Feedstock comes mostly from the Midwest, but the finished rPET goes to customers throughout North America. DAK expects the material produced in Richmond primarily will go back into new bottles.

The expanded facility was running at 90 percent capacity in January. Lane says that when the pelletizing lines are fully commissioned, DAK Americas plans to upgrade the rPET flake process to debottleneck clear flake production and improve efficiency.

“These new project goals and improvements will focus heavily on increasing and optimizing sortation with the addition of optical sortation technology,” he says.

The project is on track, even though supply chain issues arising from the pandemic caused delays in receiving equipment, Troutwine says.

The Richmond site was Alpek Polyester’s second food-grade PET recycling facility. The first is Ecopek S.A. in General Pacheco, Argentina, which it acquired in 2014. Ecopek has the capacity to produce 35 million pounds per year of 100-percent-food-grade rPET flake and pellets.
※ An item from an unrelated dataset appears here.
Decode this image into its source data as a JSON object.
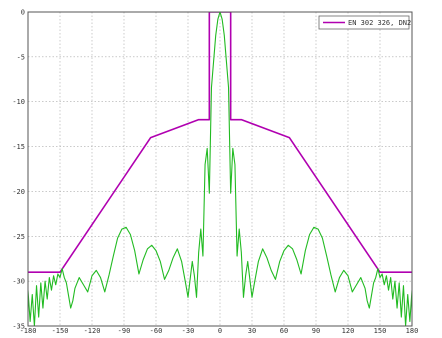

In mid-2021, DAK Americas acquired the former CarbonLite bottle-to-bottle PET recycling facility in Reading, Pennsylvania, for a reported $96 million. The plant, which was still under construction at acquisition, is expected to process up to 140 million pounds of postconsumer PET annually. It is now operated as the Alpek Polyester Reading Site.

DAK Americas also has a fiber-grade recycling joint venture in Fayetteville, North Carolina, with Shaw Industries, launched in 2010. It is called Clear Path Recycling and has the capacity to produce about 40,000 tons of rPET flake per year.